As Mr. Biden’s advisers looked on with stunned expressions, the vice president hastily backpedaled, explaining that he did not decide such matters.
“Mr. Prime Minister, in case you haven’t noticed, there’s a real difference between being president and vice president,” he said, perhaps referring to the structure of Russia’s leadership, in which Mr. Putin occupies the country’s second-highest post but is widely viewed as its paramount leader.
Then the vice president changed the subject.
Many Western news outlets let the moment pass — though the two sides are working on liberalizing visa requirements, the notion of dropping them any time soon is far-fetched. But the Russian press on Friday reported Mr. Putin’s proposal as the top news from Mr. Biden’s visit, displacing coverage of the vice president’s public criticism of Russia’s legal and political systems.
The consensus seemed to be that the prime minister had succeeded in disarming his visitor.
In the daily newspaper Kommersant, a reporter, Andrei Kolesnikov, took some liberties with Mr. Biden’s momentary loss of footing, telling readers: “‘Yes,’ said Mr. Biden, quickly writing something in his notebook (either Mr. Putin’s idea, or some phrase like, ‘Joe, get ahold of yourself! Give him a good answer! You are the vice president of a great country!’)”
Dmitri V. Trenin, director of the Carnegie Moscow Center, said Mr. Putin’s suggestion was probably aimed at dominating Friday’s news cycle. He described it as a “successful operation.”
“As a way to attract attention, yes, it worked,” Mr. Trenin said. “As a way to knock someone off course, maybe it also worked.”
Interactions between Mr. Putin and foreign leaders are scrutinized here as an especially revealing type of political theater. It was 10 years ago that President George W. Bush remarked warmly, after one of his first meetings with a still little-known Mr. Putin, “I looked the man in the eye. I was able to get a sense of his soul.”
When President Obama visited Russia in July 2009, his breakfast with Mr. Putin ran for two hours, the first of which was largely an uninterrupted monologue delivered by Mr. Putin, aides said afterward.

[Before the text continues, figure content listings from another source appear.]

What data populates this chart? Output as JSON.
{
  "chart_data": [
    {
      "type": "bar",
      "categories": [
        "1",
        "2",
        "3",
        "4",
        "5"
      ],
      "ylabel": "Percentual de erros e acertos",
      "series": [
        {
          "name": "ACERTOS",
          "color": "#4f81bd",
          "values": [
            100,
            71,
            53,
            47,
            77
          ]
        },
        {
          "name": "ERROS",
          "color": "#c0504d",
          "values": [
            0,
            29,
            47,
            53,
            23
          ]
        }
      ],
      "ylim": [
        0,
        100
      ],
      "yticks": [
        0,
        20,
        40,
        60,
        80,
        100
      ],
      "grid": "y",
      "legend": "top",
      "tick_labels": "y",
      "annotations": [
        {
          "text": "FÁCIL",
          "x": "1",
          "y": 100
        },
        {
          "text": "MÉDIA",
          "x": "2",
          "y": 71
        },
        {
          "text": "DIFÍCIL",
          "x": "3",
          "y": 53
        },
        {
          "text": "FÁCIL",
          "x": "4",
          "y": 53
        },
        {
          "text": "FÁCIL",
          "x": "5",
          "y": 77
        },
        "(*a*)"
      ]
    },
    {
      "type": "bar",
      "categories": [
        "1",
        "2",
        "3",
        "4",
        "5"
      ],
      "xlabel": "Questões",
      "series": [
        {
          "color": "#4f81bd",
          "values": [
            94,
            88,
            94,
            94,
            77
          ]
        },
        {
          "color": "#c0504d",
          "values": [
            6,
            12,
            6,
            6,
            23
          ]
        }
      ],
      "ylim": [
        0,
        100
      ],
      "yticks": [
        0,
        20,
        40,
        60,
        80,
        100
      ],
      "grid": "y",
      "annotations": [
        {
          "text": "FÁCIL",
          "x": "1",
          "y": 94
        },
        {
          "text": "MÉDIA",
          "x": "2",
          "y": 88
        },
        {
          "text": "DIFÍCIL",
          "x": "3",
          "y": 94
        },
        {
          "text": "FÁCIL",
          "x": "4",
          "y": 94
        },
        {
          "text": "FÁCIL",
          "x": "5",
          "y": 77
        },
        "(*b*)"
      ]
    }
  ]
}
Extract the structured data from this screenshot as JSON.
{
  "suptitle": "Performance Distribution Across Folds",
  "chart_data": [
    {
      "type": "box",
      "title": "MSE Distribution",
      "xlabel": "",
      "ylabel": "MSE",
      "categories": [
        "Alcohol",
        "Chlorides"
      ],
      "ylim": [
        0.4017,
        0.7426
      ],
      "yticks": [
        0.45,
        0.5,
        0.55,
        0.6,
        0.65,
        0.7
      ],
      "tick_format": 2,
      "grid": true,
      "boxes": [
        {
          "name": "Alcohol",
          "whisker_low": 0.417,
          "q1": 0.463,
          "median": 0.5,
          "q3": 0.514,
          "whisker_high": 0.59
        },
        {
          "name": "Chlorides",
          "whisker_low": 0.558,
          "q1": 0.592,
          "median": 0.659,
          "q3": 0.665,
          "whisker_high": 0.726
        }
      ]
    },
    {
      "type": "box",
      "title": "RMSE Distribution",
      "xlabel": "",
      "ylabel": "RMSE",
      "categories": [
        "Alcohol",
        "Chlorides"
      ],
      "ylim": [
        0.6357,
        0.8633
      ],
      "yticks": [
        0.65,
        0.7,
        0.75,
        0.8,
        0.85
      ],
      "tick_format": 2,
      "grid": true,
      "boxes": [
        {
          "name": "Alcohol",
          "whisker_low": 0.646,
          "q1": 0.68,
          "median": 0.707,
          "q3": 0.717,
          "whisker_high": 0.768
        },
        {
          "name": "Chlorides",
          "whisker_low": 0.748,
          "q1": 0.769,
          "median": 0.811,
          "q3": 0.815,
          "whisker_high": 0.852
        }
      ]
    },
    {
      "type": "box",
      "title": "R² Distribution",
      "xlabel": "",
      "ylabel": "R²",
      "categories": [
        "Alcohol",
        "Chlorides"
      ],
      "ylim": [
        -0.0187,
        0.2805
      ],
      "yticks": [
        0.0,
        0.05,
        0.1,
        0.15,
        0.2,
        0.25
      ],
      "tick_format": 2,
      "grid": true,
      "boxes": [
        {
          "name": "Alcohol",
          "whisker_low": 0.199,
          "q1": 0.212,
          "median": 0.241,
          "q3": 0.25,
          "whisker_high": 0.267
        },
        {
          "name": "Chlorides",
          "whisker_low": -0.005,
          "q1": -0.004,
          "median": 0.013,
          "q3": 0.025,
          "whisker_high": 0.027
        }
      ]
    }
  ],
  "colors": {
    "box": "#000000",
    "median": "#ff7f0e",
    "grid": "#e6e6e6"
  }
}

After Mr. Putin and Mr. Biden met privately for 15 minutes in Mr. Putin’s office. On Thursday, a senior American administration official, speaking on condition of anonymity, described the meeting as “a serious discussion about serious issues,” including cooperation on missile defense, accession to the World Trade Organization, Georgia, Afghanistan and energy policy. Later, in meetings with opposition leaders, Mr. Biden made it clear that the ice did not break between the two men, one of the people who attended told the newspaper Vedomosti.
“Biden told us that he looked into Putin’s eyes, but he did not see a soul,” said Leonid Gozman, one of the leaders of the Just Cause Party.
On Friday, Mr. Biden continued to Moldova, a former Soviet republic where a pro-Western coalition took power in 2009, displacing an old-guard Communist leadership. Addressing an overflow crowd in Opera House Square in the capital, Chisnau, where young demonstrators gathered two years ago in what became known as the “Twitter Revolution,” Mr. Biden linked Moldova’s transition to the popular uprisings that have upended North Africa and the Middle East.
He said he was glad “to be here at this transformative moment in your history, and quite frankly in the history of the world. Freedom is in the air, and democracy is emerging in countries that for generations have known nothing but authoritarian rule.”